Es tan curioso, me terminé enamorando de cada cosa que te formaba, me enamoré de cada instante que pasábamos juntos y de cada paso que dabas. Me enamoré simplemente de tu forma de ser y de cada palabra que soltabas o tal vez solo me enamoré de aquello que no tenía, esa parte de ti que me complementaba y me pertenecía, y una vez que la encuentras ya no quieres dejarla ir porque sabes que si algún día te falta ya no eres aquel trozo entero, eres la mitad.
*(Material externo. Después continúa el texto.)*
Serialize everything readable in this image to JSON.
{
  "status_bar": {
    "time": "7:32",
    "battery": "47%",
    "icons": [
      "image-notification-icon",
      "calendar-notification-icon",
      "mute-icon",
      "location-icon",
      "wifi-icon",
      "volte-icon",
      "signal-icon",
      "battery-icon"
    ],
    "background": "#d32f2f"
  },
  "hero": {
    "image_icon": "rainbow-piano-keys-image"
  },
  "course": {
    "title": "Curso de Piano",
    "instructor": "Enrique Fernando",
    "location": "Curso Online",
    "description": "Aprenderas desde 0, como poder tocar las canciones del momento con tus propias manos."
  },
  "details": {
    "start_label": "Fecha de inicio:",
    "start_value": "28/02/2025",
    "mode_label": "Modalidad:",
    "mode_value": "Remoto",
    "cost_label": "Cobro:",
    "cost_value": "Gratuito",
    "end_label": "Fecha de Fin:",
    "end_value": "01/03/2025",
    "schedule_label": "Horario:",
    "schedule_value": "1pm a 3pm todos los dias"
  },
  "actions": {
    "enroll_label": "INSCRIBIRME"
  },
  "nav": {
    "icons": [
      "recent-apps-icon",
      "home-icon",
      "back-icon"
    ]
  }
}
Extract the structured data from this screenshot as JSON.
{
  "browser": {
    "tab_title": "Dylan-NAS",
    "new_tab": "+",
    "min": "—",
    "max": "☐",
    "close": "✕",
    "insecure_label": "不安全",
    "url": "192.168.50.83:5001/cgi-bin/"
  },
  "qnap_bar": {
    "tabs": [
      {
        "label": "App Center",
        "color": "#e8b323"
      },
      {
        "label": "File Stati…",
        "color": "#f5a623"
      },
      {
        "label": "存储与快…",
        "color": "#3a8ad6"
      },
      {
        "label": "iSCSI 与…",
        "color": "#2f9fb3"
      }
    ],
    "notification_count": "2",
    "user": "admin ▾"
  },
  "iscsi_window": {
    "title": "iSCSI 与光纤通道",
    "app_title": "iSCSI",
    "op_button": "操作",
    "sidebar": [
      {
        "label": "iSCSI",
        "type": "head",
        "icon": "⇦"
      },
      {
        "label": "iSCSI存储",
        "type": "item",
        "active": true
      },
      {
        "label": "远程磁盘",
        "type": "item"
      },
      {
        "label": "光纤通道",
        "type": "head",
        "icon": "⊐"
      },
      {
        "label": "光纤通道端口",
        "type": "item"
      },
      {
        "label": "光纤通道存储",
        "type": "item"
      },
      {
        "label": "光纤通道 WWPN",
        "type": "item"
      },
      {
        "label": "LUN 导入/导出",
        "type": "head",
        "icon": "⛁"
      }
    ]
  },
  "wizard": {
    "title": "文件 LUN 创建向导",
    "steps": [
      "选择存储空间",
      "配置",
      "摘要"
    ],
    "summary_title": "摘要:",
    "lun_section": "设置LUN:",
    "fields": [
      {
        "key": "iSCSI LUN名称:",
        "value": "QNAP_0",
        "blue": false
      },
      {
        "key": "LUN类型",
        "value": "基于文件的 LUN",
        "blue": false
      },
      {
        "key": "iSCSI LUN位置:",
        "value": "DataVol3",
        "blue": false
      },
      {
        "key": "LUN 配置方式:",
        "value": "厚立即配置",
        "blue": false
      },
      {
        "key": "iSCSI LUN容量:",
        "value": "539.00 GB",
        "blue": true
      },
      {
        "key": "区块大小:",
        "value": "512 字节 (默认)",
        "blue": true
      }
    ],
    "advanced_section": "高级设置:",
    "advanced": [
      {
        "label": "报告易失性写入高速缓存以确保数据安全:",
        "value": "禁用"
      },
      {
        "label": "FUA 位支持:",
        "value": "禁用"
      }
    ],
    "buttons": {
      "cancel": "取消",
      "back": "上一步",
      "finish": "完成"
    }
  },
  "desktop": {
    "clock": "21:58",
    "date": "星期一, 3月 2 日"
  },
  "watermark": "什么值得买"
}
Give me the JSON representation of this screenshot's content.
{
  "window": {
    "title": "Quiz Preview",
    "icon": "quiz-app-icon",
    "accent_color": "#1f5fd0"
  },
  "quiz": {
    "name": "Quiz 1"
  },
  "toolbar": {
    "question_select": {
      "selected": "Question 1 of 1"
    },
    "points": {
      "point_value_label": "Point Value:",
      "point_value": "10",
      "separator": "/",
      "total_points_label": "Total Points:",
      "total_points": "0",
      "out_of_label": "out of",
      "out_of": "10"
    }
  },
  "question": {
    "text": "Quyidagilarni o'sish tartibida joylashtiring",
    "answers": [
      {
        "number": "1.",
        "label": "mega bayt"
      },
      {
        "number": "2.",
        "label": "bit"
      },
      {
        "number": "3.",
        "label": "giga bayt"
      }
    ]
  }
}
Recuerdo también San Valentín, el Ford Mustang antiguo de tu padre y aquel ramo de zanahorias. Me encantan las rosas rojas te dije, te reíste irónicamente y dijiste: éstas me las recomendó la dueña de la floristería. Aquellos días fueron tan cortos, habían sido tres días llenos de risas y felicidad. Cuando volvimos dijiste que habías encontrado un buen trabajo, que querías regalarme un anillo hermoso de compromiso y que te morías de ganas por llevarme contigo y hacerme la mujer más feliz del mundo. Te respondí: soy feliz a cada instante de mi vida que estoy contigo y cuando no estás conmigo soy feliz porque sé que existes.
A veces miro el cielo de noche y miro las estrellas y la estrella más brillante me recuerda a ti. Ante mis ojos brillabas y sé que aunque no estés aquí conmigo, sigues brillando en algún lugar. Y te observo allá en lo alto brillando y te sonrío. La estrella que más brilla me recuerda tu amor. Porque me dijiste que el día que se apagase la luz de las estrellas y ya no quedase ninguna brillando sería que nuestro amor habría acabado.
Y me prometiste que después de la muerte me seguirías amando. Por eso cada noche miro al cielo y pienso en ti. Sé que donde sea que estés me seguirás amando, porque me lo prometiste y porque aquella estrella que observo ahora por mi ventana sigue ahí brillando más que nunca.